When they do so, they pass their virus on to the domesticated livestock. And then we see the virus undergo some mutation when it gets into such animals as chickens and pigs in these livestock settings. That makes the virus a little closer to being a humanly infectious virus.

Each round of passage through another species takes it up a notch, and it's always arising out of southern China and its immediate neighbor areas. PHILLIPS: So interesting. Is it -- so attacking the problem, if you want to get down to it, is it telling those folks in southern China, "Hey, look, you've got to be better environmentalists," and letting the wild have its own environment, versus having these chicken farms or pig farms?

Because it sounds like anybody that walks through these farms becomes infected. And then it's like a domino effect, and it starts spreading throughout the world.

GARRETT: Well, there's a few bits and pieces in which you said. The first is, yes, China needs to take its ecology seriously, and it has to improve its flyways for migratory birds.

But also, China is the fastest growing GDP, or gross domestic product, in the world. It's a booming economy, and many of its neighbor states are also booming. What that means is that the Chinese people are eating chicken now on a routine basis, whereas not long ago, a decade ago, a chicken might have been a coveted precious meal that was rarely affordable. And so chicken production is skyrocketing as we speak.

Add to that, those who were even a little wealthier are now eating more pork, the preferred meat in China and in Chinese culture. And that consumption level is also skyrocketing.

And all these animals are being raised in really substandard conditions, totally non-hygienic. And, worse yet, it is culturally the norm in that region that animals are sold live in live marketplaces, not as slaughtered meat in packages in supermarkets. And so you have a huge number of people exposed to a potentially flu- carrying animal.

PHILLIPS: All right. And then part two, improving the vaccine output. We've seen the shortage. Is it -- is it possible to fix that?
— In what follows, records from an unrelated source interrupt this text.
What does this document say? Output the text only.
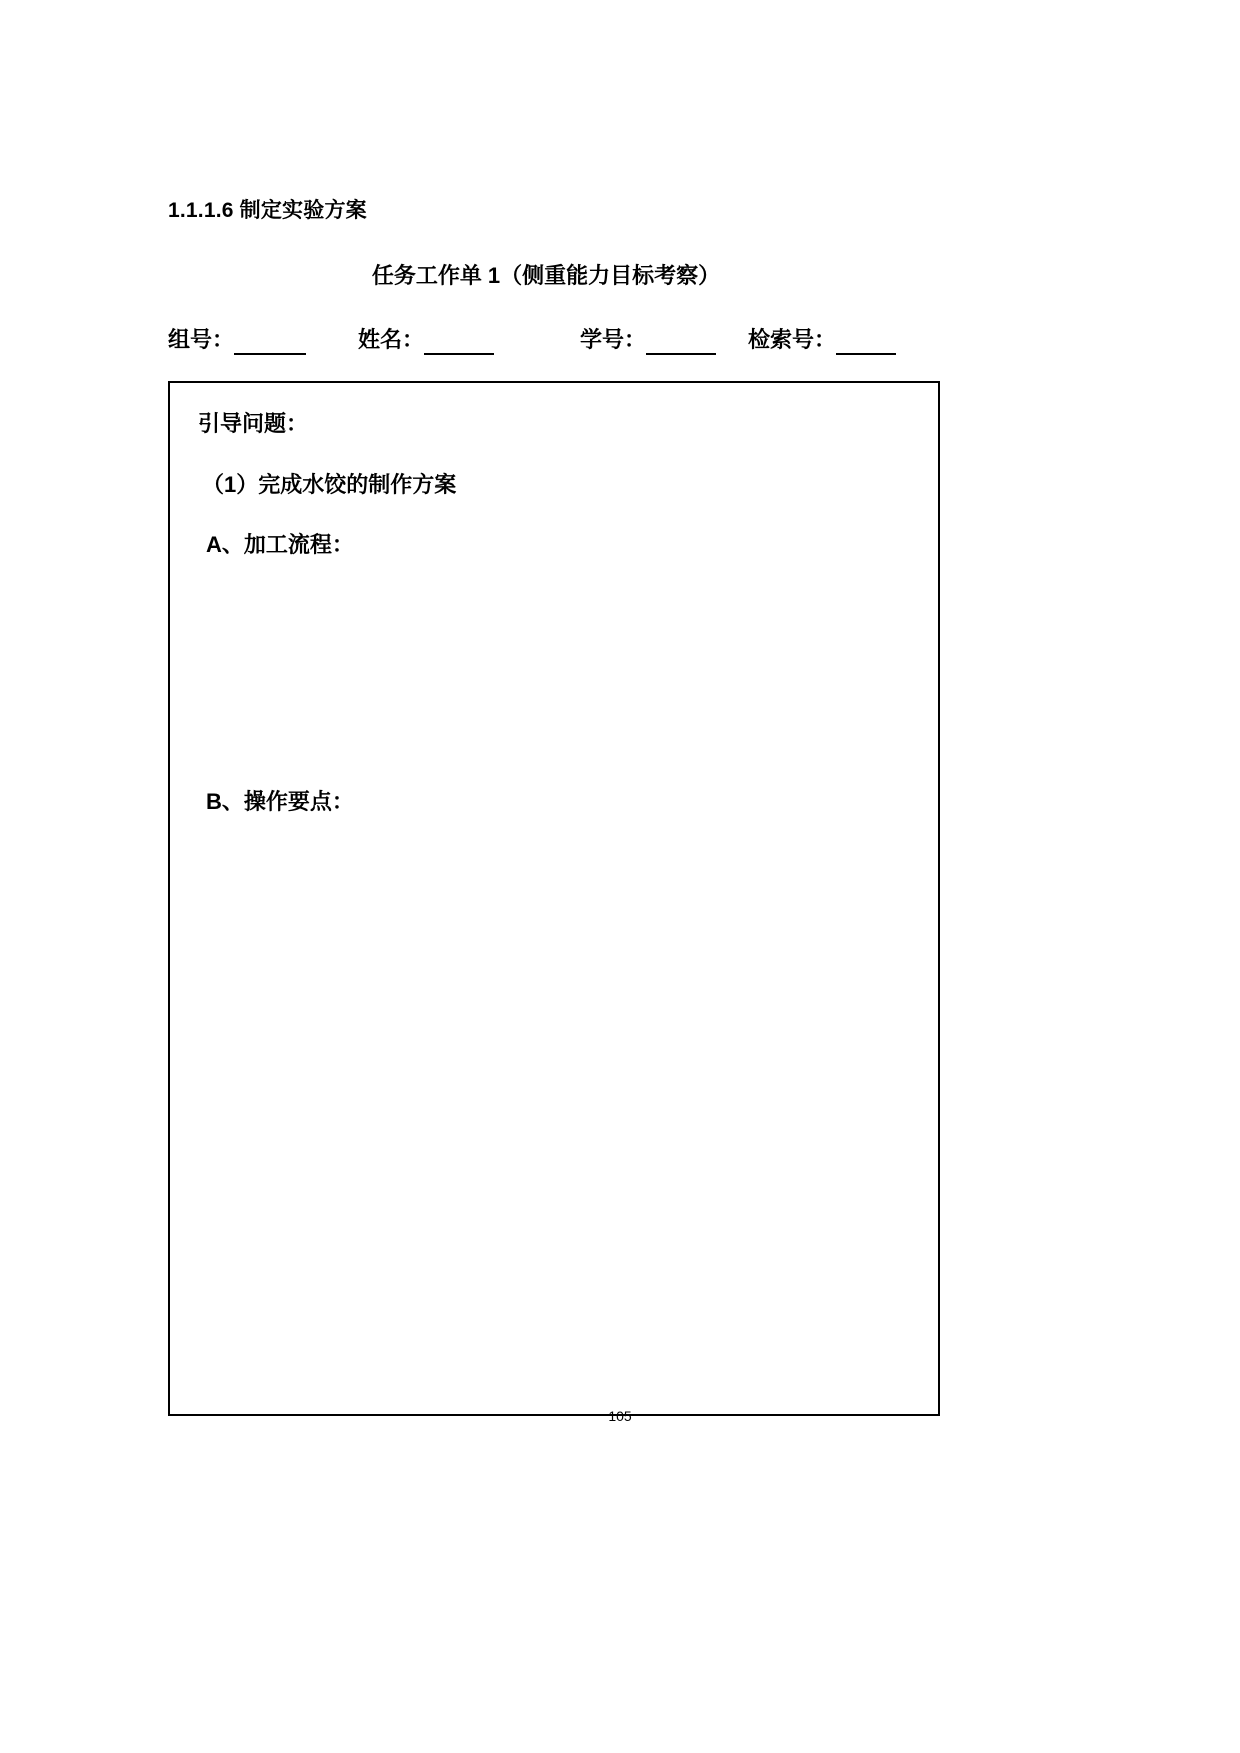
1.1.1.6 制定实验方案
任务工作单 1（侧重能力目标考察）
组号：	姓名：	学号：	检索号：
引导问题：
（1）完成水饺的制作方案
A、加工流程：
B、操作要点：
105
GARRETT: Not on the scale that we need. We will never be able to make sufficient vaccine, because you have to make it on sterile chicken eggs. Or the eggs are not sterile, but the environment the eggs are stored in has to be sterile.

And so there's only so many chicken eggs, and there's only so many places in the world that have the capacity to grow virus on these eggs in conditions where you don't get cross-contamination with anything else. It's very tough.

PHILLIPS: Laurie Garrett, she's the author of "The Coming Plague: Newly Emerging Diseases in a World Out of Balance." Fascinating research. Doesn't surprise me you're Pulitzer Prize winner.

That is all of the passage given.